I have recd. a copy of the late Report, on the Bank of the U.S. and finding by the name on the envelope, that I am indebted for the communication to your politeness, I tender you my thanks for it. The document contains very interesting & instructive views of the subject; particularly of the objectionable features in the substitute proposed for the existing Bank.

I am glad to find that the Report sanctions the sufficiency of the course and character of the precedents which I had regarded as overruling individual judgments in expounding the Constitution. You are not aware perhaps of a circumstance, weighing against the plea that the chain of precedents was broken by the negative on a Bank bill by the casting vote of the President of the Senate, given expressly on the ground that the Bill was not authorized by the Constitution. The circumstance alluded to, is that the equality of votes which threw the casting one on the Chair, was the result of a Union of a number of members who objected to the expediency only of the Bill, with those wh[o] opposed it on constitutional grounds. On a naked question of Constitutionality, it was understood that there would have been a majority who made no objection on that score. (the journal of the Senate may yet test the fact)

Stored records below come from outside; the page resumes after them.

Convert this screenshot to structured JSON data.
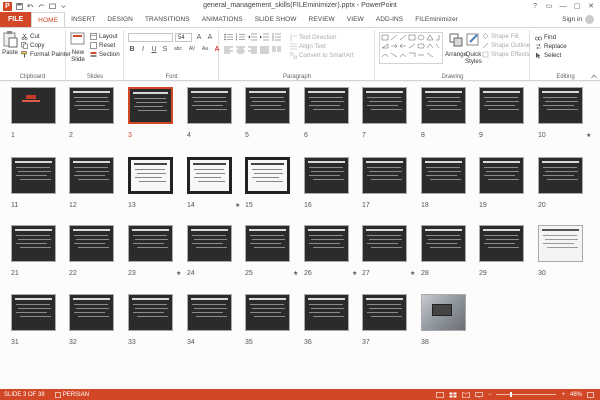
{
  "window": {
    "title": "general_management_skills(FILEminimizer).pptx - PowerPoint",
    "controls": [
      "?",
      "▭",
      "—",
      "▢",
      "✕"
    ]
  },
  "ribbon_tabs": {
    "file": "FILE",
    "tabs": [
      "HOME",
      "INSERT",
      "DESIGN",
      "TRANSITIONS",
      "ANIMATIONS",
      "SLIDE SHOW",
      "REVIEW",
      "VIEW",
      "ADD-INS",
      "FILEminimizer"
    ],
    "active": "HOME",
    "signin": "Sign in"
  },
  "clipboard": {
    "paste": "Paste",
    "cut": "Cut",
    "copy": "Copy",
    "format_painter": "Format Painter",
    "label": "Clipboard"
  },
  "slides_group": {
    "new_slide": "New",
    "new_slide_2": "Slide",
    "layout": "Layout",
    "reset": "Reset",
    "section": "Section",
    "label": "Slides"
  },
  "font_group": {
    "font_size": "54",
    "label": "Font",
    "buttons": [
      "B",
      "I",
      "U",
      "S",
      "abc",
      "AV",
      "Aa",
      "A"
    ]
  },
  "paragraph_group": {
    "text_direction": "Text Direction",
    "align_text": "Align Text",
    "convert_smartart": "Convert to SmartArt",
    "label": "Paragraph"
  },
  "drawing_group": {
    "arrange": "Arrange",
    "quick_styles": "Quick",
    "quick_styles_2": "Styles",
    "shape_fill": "Shape Fill",
    "shape_outline": "Shape Outline",
    "shape_effects": "Shape Effects",
    "label": "Drawing"
  },
  "editing_group": {
    "find": "Find",
    "replace": "Replace",
    "select": "Select",
    "label": "Editing"
  },
  "slides": {
    "numbers": [
      "1",
      "2",
      "3",
      "4",
      "5",
      "6",
      "7",
      "8",
      "9",
      "10",
      "11",
      "12",
      "13",
      "14",
      "15",
      "16",
      "17",
      "18",
      "19",
      "20",
      "21",
      "22",
      "23",
      "24",
      "25",
      "26",
      "27",
      "28",
      "29",
      "30",
      "31",
      "32",
      "33",
      "34",
      "35",
      "36",
      "37",
      "38"
    ],
    "selected": "3",
    "star_mark": "★"
  },
  "statusbar": {
    "slide_info": "SLIDE 3 OF 38",
    "language": "PERSIAN",
    "zoom": "48%",
    "zoom_level": 0.48
  },
  "colors": {
    "accent": "#d24726",
    "slide_bg": "#2b2b2b"
  }
}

Will you permit me Sir to suggest for consideration whether the Report (p. 9-10) in the position & reasoning applied to the effect of a change in the quantity on the value of a currency, sufficiently distinguishes between a specie currency, and a currency not convertible into specie. The latter being of local circulation only, must, unless the local use for it increase or diminish, with the increase or decrease of its quantity, be changeable in its value, as the quantity of the currency changes. The metals on the other hand, having a universal currency, would not be equally affected by local changes in their circulating amount. A surplus, instead of producing a proportional depreciation at home, might bear the expense of transportation and avail itself of its current value abroad.

If I have misconceived the meaning of the Report, you will be good enough to pardon the error, and to accept, with a repetition of my thanks, assurances of my great & cordial respect.

James Madison

RC (South Caroliniana Library); draft (DLC).